JAKARTA – Selama menjalani masa penahanan di Rutan Guntur Cabang Komisi Pemberantasan Korupsi (KPK), mantan Menteri Sosial (Mensos) Idrus Marham membikin buku berjudul “Membangun Ghirah, Kajian Keislaman”. Buku tersebut dipamerkan Idrus saat menjalani pemeriksaan di gedung KPK, kemarin (16/11).
Idrus mengatakan, buku itu berisi tentang motivasi dan petunjuk ketika seseorang dihadapkan pada suatu masalah.
Materi dalam buku itu mayoritas merupakan pengalaman hidup Idrus yang sekarang berstatus tersangka suap kesepakatan kerjasama pembangunan proyek PLTU Riau 1. ”Ini adalah untuk memotivasi diri kita sendiri,” tuturnya.
Menurut Idrus, buku yang akan dicetak sebanyak 2.000-3.000 eksemplar tersebut bisa menjadi rujukan untuk menghadapi ujian.
Tentu, cara-cara yang digunakan sesuai dengan latar belakang Idrus sebagai seorang muslim. ”Sekaligus evaluasi diri seperti apa, proyeksi ke depan seperti apa ada guidance-nya di sini,” papar mantan Sekjen Partai Golkar tersebut.
Lalu bagaimana dengan kasus korupsi yang membelit Idrus?
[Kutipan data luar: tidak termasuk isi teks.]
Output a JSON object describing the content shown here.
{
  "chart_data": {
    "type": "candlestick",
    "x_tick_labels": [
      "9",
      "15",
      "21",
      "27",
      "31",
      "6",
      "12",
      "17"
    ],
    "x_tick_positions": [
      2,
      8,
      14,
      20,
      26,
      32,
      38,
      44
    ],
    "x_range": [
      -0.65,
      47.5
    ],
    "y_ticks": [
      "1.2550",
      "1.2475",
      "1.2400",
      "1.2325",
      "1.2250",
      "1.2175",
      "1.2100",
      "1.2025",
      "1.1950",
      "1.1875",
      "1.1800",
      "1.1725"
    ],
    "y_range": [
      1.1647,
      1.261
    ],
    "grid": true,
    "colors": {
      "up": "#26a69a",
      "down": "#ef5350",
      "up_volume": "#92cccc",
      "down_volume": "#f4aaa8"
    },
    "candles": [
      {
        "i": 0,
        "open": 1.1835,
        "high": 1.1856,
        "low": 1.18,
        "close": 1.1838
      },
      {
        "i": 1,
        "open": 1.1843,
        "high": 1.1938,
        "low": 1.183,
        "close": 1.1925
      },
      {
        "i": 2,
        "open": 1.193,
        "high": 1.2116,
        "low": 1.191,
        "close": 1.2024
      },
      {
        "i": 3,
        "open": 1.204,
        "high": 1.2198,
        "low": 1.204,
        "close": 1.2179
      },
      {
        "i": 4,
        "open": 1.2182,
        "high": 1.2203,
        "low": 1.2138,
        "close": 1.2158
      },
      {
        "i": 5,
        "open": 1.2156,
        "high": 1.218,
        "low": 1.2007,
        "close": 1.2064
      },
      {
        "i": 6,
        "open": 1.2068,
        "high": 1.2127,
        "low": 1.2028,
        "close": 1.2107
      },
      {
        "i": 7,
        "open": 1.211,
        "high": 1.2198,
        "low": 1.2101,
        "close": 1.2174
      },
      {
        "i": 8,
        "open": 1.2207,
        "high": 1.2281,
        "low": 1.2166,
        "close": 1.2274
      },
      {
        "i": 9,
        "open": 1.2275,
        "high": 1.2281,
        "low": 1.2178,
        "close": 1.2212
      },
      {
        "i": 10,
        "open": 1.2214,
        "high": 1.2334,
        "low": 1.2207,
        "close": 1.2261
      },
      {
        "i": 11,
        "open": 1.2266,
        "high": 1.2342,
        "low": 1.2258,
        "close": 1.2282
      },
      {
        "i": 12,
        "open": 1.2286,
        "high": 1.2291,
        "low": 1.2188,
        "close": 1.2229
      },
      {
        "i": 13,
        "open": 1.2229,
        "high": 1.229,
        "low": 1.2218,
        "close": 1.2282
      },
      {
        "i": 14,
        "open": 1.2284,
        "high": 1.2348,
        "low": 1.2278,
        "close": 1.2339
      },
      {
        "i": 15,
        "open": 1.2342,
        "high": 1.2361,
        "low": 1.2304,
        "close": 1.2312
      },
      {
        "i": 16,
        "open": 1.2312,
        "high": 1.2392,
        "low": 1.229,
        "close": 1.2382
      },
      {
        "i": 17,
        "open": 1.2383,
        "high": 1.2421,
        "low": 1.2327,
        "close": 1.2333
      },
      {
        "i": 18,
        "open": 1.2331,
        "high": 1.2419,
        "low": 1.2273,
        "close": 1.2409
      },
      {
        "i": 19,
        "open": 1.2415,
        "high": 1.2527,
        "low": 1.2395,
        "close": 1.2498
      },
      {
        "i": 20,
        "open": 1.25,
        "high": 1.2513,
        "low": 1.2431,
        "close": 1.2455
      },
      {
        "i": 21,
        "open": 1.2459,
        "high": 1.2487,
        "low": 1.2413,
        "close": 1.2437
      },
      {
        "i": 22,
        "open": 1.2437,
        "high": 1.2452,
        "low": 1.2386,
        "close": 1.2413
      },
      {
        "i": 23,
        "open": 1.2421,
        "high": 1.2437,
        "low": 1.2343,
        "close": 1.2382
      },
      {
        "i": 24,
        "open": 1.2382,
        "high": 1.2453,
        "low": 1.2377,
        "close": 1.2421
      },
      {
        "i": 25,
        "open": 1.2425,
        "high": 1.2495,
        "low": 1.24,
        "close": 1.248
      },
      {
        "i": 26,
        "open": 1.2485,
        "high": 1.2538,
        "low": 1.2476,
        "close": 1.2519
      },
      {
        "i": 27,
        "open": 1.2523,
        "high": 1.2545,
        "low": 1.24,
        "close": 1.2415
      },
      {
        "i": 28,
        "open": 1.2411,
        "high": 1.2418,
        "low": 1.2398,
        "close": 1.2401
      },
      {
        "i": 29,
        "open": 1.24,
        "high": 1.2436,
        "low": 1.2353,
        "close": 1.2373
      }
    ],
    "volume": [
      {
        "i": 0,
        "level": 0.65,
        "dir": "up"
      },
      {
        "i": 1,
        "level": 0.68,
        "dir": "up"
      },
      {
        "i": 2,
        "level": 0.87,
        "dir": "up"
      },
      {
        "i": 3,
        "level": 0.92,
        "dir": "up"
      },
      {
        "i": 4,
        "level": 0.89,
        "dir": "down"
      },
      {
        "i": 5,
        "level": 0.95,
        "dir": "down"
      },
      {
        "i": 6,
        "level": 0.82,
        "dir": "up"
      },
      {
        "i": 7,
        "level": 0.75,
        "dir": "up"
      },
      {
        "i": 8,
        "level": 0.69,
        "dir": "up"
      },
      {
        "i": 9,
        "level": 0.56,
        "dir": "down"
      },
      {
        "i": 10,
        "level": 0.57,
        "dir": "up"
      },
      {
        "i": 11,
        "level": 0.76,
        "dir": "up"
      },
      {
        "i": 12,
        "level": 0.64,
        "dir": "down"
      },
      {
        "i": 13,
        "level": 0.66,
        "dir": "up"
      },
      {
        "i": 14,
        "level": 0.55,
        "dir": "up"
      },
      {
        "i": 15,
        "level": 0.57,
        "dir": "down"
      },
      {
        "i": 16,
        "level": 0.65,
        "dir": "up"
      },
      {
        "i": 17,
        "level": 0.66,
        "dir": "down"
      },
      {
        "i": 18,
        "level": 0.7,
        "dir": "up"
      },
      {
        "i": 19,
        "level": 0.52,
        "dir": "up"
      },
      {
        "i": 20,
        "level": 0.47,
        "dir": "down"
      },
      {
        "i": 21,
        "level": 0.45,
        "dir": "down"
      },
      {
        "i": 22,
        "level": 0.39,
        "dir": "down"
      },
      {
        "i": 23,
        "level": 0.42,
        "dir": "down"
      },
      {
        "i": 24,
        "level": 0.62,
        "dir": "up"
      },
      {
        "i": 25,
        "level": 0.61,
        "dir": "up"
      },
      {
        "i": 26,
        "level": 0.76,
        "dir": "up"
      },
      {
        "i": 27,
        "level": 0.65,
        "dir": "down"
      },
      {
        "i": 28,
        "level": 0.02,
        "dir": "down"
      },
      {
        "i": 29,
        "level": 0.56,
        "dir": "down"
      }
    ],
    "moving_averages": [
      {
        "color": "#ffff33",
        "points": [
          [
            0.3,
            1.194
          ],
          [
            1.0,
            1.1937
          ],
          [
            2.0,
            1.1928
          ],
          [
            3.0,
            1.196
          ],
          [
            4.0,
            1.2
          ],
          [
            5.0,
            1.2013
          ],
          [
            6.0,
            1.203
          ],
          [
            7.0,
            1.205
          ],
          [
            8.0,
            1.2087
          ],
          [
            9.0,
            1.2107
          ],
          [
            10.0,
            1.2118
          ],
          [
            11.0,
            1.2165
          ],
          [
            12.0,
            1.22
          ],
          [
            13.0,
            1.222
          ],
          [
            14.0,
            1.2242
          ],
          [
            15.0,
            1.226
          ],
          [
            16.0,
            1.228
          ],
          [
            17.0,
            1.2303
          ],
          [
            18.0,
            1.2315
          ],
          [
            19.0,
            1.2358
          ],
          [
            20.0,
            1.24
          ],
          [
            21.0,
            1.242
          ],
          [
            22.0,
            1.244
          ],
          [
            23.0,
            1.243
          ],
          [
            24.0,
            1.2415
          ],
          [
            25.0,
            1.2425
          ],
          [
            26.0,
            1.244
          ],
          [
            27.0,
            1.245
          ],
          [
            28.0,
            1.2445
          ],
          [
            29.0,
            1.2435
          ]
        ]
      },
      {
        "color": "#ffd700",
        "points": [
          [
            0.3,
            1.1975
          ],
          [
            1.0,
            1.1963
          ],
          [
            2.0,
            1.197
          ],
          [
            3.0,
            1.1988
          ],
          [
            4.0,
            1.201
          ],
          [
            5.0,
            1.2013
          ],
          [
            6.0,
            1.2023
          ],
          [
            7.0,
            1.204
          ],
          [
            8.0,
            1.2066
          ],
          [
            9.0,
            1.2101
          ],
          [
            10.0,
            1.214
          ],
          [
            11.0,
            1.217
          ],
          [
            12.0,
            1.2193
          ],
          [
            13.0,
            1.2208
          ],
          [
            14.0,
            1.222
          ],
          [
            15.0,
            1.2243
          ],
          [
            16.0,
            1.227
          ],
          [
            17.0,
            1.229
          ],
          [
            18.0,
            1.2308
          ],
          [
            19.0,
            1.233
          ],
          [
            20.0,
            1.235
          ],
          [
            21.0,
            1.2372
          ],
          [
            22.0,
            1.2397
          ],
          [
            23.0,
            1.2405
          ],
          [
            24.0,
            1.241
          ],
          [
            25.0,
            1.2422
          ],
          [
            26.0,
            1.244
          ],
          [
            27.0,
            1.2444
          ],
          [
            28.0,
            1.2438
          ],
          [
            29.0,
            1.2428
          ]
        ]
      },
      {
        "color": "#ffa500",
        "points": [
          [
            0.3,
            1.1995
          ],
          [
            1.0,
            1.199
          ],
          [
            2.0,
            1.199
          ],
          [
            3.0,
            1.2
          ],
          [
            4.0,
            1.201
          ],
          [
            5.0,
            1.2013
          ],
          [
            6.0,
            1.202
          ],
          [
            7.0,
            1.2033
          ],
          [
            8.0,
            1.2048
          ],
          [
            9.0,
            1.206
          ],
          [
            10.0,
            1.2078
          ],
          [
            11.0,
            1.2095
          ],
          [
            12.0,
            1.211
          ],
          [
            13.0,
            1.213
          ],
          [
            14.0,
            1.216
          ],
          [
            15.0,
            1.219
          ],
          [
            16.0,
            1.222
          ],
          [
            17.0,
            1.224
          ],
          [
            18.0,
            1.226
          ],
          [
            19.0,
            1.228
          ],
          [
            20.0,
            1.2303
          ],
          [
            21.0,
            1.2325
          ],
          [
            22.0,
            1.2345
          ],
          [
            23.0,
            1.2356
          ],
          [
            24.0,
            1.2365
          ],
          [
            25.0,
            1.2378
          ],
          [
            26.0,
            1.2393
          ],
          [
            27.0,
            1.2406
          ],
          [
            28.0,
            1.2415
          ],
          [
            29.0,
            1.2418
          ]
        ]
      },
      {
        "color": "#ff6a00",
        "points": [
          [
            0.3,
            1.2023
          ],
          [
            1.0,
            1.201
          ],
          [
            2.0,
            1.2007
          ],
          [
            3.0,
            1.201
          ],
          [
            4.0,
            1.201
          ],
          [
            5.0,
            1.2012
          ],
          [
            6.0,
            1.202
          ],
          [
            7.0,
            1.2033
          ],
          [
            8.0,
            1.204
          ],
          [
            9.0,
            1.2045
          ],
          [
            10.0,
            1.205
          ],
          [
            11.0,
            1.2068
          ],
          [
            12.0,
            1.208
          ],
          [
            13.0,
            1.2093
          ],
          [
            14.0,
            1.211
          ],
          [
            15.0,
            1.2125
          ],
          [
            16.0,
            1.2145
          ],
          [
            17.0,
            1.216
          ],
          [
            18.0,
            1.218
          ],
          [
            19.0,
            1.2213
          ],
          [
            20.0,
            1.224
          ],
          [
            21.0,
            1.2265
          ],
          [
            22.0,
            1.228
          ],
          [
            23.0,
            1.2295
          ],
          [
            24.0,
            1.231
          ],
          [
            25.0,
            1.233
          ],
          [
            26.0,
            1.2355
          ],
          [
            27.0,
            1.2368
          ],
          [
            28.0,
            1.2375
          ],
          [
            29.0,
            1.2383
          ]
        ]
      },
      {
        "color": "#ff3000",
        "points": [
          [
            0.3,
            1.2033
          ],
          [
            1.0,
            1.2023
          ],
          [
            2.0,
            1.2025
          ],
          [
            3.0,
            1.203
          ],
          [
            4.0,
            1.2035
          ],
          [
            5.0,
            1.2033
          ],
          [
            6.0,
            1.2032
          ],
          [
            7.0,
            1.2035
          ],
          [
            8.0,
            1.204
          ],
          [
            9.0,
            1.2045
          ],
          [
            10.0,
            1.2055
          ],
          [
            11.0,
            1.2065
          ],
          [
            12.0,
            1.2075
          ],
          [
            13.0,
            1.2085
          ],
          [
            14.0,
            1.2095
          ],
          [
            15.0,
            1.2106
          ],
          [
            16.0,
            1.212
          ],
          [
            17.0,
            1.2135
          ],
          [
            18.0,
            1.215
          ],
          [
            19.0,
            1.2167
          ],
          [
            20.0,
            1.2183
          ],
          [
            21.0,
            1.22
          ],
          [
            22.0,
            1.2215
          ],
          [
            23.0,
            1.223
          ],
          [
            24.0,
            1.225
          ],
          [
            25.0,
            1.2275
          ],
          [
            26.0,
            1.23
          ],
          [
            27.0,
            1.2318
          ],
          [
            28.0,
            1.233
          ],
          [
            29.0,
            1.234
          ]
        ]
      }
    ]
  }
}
Dia mengaku sampai saat ini penyidikan kasus suap PLTU masih bergulir.
Terkait dengan keterlibatan pihak lain yang berpotensi menyusul menjadi tersangka, Idrus mengarahkan untuk mengikuti sidang bos Blackgold Natural Resources Johannes B. Kotjo. ”Pak Kotjo sudah jelaskan,” ungkap dia.